The transformation has two different anti-tampering techniques, RCK and SKL (abstract internal names), to increase the strength of the protection. By default, both techniques are used, but they can be disabled individually. This is only possible using the CLI and a configuration file since it’s an advanced use case (check the API Parameters section of our Docs).

Tampering attack example

In this tampering attack example, we will use a car racing game as a target for the attack. Our goal is to win (have the fastest lap time) by making the car go faster (increase max speed and acceleration).

Click to see the original game with regular car speed (maximum 120 mph).

Now, we will tamper with the code to increase the car's speed and acceleration. To do this, we will use Chrome’s dev tools to view the source code and replace the variables maxSpeed and accel with higher values.

Check out the final result of this video's tampering with the original code.

By doing that, we can now go much faster (240 mph). Thus, we can improve our fastest lap and win the game.

Anti-Tampering protection example

To prevent the attack, we will protect our game with Anti-Tampering. To do this, we upload our code to the Jscrambler Web App, select the Anti-Tampering transformation (in this example, we added a custom callback as a countermeasure), and click “Protect App”. 

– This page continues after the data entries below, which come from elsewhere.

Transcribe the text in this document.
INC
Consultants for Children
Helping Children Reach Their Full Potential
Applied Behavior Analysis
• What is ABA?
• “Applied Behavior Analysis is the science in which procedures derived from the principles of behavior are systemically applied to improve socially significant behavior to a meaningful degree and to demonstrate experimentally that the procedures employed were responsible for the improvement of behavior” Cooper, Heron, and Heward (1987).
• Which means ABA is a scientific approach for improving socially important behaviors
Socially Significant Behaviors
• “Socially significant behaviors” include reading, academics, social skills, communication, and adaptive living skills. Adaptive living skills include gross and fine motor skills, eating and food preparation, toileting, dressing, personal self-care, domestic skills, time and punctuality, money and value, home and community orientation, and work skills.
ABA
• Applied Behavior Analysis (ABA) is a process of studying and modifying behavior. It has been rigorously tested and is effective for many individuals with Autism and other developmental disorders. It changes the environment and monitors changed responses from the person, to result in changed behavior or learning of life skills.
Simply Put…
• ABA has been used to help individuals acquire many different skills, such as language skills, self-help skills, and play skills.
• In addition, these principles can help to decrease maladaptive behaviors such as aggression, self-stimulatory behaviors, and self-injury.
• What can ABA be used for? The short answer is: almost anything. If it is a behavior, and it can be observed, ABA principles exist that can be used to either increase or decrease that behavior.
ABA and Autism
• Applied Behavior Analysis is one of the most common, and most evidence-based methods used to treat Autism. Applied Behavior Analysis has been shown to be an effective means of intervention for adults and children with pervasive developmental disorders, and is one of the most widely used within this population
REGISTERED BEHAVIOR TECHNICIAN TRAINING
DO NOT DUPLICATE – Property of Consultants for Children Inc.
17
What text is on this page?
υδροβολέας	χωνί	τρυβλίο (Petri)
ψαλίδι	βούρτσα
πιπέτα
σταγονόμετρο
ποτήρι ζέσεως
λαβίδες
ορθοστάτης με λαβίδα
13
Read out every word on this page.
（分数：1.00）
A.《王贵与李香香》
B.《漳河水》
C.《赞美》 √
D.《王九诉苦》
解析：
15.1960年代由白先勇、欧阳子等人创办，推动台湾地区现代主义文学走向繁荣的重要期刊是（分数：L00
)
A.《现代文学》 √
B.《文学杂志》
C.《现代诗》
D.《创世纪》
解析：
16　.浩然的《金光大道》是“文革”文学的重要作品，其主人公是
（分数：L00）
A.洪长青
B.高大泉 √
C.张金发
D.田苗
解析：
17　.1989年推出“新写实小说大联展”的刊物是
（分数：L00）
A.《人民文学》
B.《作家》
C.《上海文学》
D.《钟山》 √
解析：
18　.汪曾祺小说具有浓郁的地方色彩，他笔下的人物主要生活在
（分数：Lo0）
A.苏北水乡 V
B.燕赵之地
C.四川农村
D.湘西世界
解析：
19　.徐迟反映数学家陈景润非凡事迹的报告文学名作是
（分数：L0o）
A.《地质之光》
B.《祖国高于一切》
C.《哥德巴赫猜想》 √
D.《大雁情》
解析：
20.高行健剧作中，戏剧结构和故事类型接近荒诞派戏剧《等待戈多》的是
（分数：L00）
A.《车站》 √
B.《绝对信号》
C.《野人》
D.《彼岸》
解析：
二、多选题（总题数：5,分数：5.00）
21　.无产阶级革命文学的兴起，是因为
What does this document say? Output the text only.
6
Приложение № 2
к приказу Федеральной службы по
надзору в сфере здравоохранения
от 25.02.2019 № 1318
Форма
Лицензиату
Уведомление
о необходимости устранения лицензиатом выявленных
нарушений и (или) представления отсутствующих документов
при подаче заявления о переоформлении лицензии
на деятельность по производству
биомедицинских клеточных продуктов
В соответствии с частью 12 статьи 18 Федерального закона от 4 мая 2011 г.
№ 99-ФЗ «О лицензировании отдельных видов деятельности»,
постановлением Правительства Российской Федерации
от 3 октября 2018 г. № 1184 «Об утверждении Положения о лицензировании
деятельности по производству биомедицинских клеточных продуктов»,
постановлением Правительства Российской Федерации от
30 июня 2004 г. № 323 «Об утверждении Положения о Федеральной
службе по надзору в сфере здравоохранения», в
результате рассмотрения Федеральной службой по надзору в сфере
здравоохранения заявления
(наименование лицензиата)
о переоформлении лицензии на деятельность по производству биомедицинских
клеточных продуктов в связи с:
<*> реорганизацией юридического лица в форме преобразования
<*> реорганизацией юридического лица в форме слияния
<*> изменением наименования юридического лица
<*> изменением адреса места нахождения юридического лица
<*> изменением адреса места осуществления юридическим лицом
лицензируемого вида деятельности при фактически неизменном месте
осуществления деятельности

Now that we have a protected version of the game, we will try to replicate the tamper we did previously. See the protected game video.

As we can see, the tamper was not successful, and the countermeasure was executed. Anti-Tampering prevented the attacker from getting an unfair advantage in the game. There are a variety of possible countermeasures that can be used to accomplish different results once the tamper is detected.


This new transformation allows us to have anti-tampering techniques work in more environments than before (CSP and React Native with Hermes). It is now isolated from anti-debugging and self-healing techniques.

The addition of multiple techniques (RCK and SKL) makes the transformation safer and harder to crack by an attacker, giving us more confidence in its effectiveness.